By Chris Haring
Wisconsin lawmakers say they are introducing another medical aid in dying bill after a 2022 version failed to advance through the committee stage
For the second time in as many years, lawmakers in Wisconsin have proposed a bill that could grant residents facing terminal illnesses the option to request medication to end their lives voluntarily.
Senator Dianne Hesselbein (D-Middleton), the lead author of the bill, expressed optimism, pointing out the success of similar laws in aid-in-dying states across the country.
She told Darrielle Fair of WKOW 27 News that Wisconsin should also benefit from offering residents the comfort and autonomy they deserve in their final days. “It can work well in the state of Wisconsin too and give people relief that they need and that they deserve,” the senator said.
The co-sponsorship period for the bill is currently open, with Sen. Hesselbein actively seeking additional support. Another state legislator, Senator Melissa Agard (D-Madison), has also said she plans to endorse the proposal.
Fair also spoke with Death with Dignity National Political Strategist Geoff Sugerman, who highlighted the positive impact of such laws in other states, providing peace of mind to those facing the end of their lives. Physician-assisted dying “allows [patients] the opportunity to bring their family together and say their last goodbyes and do so in a very loving, caring, and compassionate way,” he said.
Sugerman also noted that more states are considering aid-in-dying laws, adding he expects lawmakers to consider similar bills in Michigan, Massachusetts, and New York during upcoming legislative sessions.
Despite a setback when the 2022 End of Life Options Act failed to advance past the committee stage, there is renewed hope that this latest version will make it to the assembly and senate floors. As Death with Dignity continues to advocate for compassionate end-of-life options, we remain optimistic about the potential impact of this legislation for terminally ill Wisconsinites.
Draft legislation has been introduced in the Wisconsin legislature. Look out for the formal filing soon! For more information on how to get involved in efforts to bring a Death with Dignity law to Wisconsin, please visit the state page on our website.
Read and watch the story below:
Wisconsin lawmakers introduce Death with Dignity bill for terminally ill patients
By Darrielle Fair
published: Nov. 8, 2023
MADISON (WKOW) — Democratic lawmakers have introduced a bill in the state legislature that would allow Wisconsin residents with terminal illnesses to voluntarily request medication to end their lives.
The legislation requires the patient to be of sound mind, at least 18 years of age, and have a diagnosis confirming the patient has less than six months to live.
Patients could request a prescription medication that must be administered through a licensed attending physician. The bill defines a “terminal disease” as an incurable or irreversible disease.
“I have a list of California, Colorado, Hawaii, Maine, New Jersey, New Mexico, Montana, Vermont, Washington and Washington DC have all legalized death with dignity and that it’s working well there,” said Senator Dianne Hesselbein (D-Middleton), the bill’s lead author.
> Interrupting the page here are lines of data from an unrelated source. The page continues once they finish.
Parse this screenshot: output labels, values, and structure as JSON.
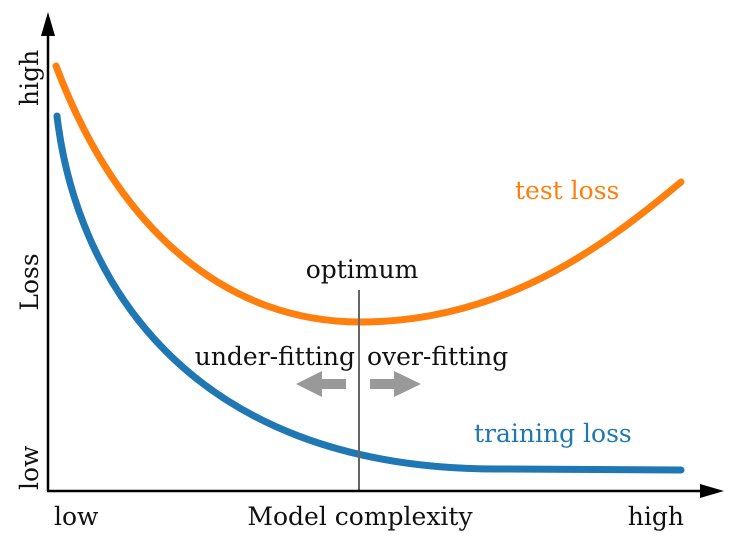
{
  "x_axis": {
    "label": "Model complexity",
    "low_label": "low",
    "high_label": "high"
  },
  "y_axis": {
    "label": "Loss",
    "low_label": "low",
    "high_label": "high"
  },
  "optimum": {
    "label": "optimum",
    "left_label": "under-fitting",
    "right_label": "over-fitting"
  },
  "curves": {
    "test": {
      "label": "test loss",
      "color": "#ff7f0e"
    },
    "training": {
      "label": "training loss",
      "color": "#1f77b4"
    }
  },
  "colors": {
    "axis": "#000000",
    "optimum_line": "#666666",
    "arrows": "#999999"
  }
}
“It can work well in the state of Wisconsin too and give people relief that they need and that they deserve,” she said.
Geoff Sugerman, National Political Strategist for the Death With Dignity, says the organization works to amplify the voices of terminally ill. He said it’s because they believe patients should have this right.
“We think that dying people want this as an option at the end of their life, and it brings them great peace of mind. It really allows them to live the last days of their lives instead of worrying about what might happen to them, what kind of suffering they’re facing at that particular point,” Sugerman said. “It allows them the opportunity to bring their family together and say their last goodbyes and do so in a very loving and caring and compassionate way.”
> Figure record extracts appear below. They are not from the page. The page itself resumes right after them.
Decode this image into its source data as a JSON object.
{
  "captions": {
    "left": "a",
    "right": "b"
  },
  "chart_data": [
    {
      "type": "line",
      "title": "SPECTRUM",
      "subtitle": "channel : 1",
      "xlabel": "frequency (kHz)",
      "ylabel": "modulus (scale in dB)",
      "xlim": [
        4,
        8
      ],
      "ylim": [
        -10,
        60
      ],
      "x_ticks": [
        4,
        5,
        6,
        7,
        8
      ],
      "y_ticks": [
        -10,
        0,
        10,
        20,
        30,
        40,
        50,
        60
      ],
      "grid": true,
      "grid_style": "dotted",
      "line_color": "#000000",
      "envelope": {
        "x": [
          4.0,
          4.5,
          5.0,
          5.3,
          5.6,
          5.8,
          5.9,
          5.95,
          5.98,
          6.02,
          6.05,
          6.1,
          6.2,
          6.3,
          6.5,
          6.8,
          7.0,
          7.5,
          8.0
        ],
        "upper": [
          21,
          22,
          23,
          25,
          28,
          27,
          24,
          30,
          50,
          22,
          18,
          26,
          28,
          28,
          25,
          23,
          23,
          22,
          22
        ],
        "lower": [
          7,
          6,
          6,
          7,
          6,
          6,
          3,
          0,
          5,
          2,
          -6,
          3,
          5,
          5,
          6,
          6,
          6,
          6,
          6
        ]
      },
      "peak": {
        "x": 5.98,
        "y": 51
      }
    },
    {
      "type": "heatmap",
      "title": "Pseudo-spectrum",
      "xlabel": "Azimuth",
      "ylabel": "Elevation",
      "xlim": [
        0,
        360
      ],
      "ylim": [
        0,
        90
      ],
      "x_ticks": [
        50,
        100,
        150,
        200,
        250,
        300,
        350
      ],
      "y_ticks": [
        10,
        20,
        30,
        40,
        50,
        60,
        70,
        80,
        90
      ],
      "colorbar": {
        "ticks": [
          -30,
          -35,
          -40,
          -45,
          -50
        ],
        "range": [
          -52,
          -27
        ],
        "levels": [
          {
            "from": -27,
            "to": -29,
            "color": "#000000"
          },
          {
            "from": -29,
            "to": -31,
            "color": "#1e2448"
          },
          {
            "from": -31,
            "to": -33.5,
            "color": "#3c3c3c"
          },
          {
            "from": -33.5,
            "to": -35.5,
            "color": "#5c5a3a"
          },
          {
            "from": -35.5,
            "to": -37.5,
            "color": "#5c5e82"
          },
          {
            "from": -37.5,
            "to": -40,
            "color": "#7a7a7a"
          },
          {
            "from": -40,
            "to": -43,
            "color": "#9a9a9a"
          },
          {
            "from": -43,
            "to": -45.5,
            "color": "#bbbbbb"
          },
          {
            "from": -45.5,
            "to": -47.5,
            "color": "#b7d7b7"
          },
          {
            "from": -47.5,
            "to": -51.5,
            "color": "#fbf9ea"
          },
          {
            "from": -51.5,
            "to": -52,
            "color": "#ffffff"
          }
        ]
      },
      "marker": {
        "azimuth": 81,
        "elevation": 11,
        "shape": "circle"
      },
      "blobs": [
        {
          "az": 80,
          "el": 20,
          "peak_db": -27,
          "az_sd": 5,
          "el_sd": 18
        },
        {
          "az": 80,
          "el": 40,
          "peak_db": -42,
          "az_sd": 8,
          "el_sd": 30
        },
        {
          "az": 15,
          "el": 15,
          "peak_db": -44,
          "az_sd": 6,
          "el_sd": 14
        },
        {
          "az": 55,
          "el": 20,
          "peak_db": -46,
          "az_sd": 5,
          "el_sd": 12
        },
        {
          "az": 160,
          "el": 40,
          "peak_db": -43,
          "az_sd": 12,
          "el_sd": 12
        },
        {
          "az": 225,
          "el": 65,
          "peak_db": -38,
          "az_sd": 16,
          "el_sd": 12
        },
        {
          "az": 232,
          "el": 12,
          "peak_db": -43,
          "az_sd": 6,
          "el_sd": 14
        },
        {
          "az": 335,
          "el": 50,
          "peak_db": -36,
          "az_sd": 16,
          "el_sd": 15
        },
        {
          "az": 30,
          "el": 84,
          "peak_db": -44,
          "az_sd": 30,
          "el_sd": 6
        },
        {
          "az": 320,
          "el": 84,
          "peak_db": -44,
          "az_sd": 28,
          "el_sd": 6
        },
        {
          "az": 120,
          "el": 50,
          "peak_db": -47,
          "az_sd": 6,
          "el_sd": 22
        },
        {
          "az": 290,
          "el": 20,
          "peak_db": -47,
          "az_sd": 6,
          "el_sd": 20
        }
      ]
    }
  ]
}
Sugerman said as more states begin to pass Death with Dignity laws, it has sparked interest among state legislatures to consider similar bills. Sugerman said their organization anticipates that Michigan, Massachusetts and New York will introduce bills sometime during the legislative session.
Senator Hesselbein said the co-sponsorship period to support the bill is still open to gain more support from lawmakers. She’s hoping the bill will make it to the assembly and senate floors this time.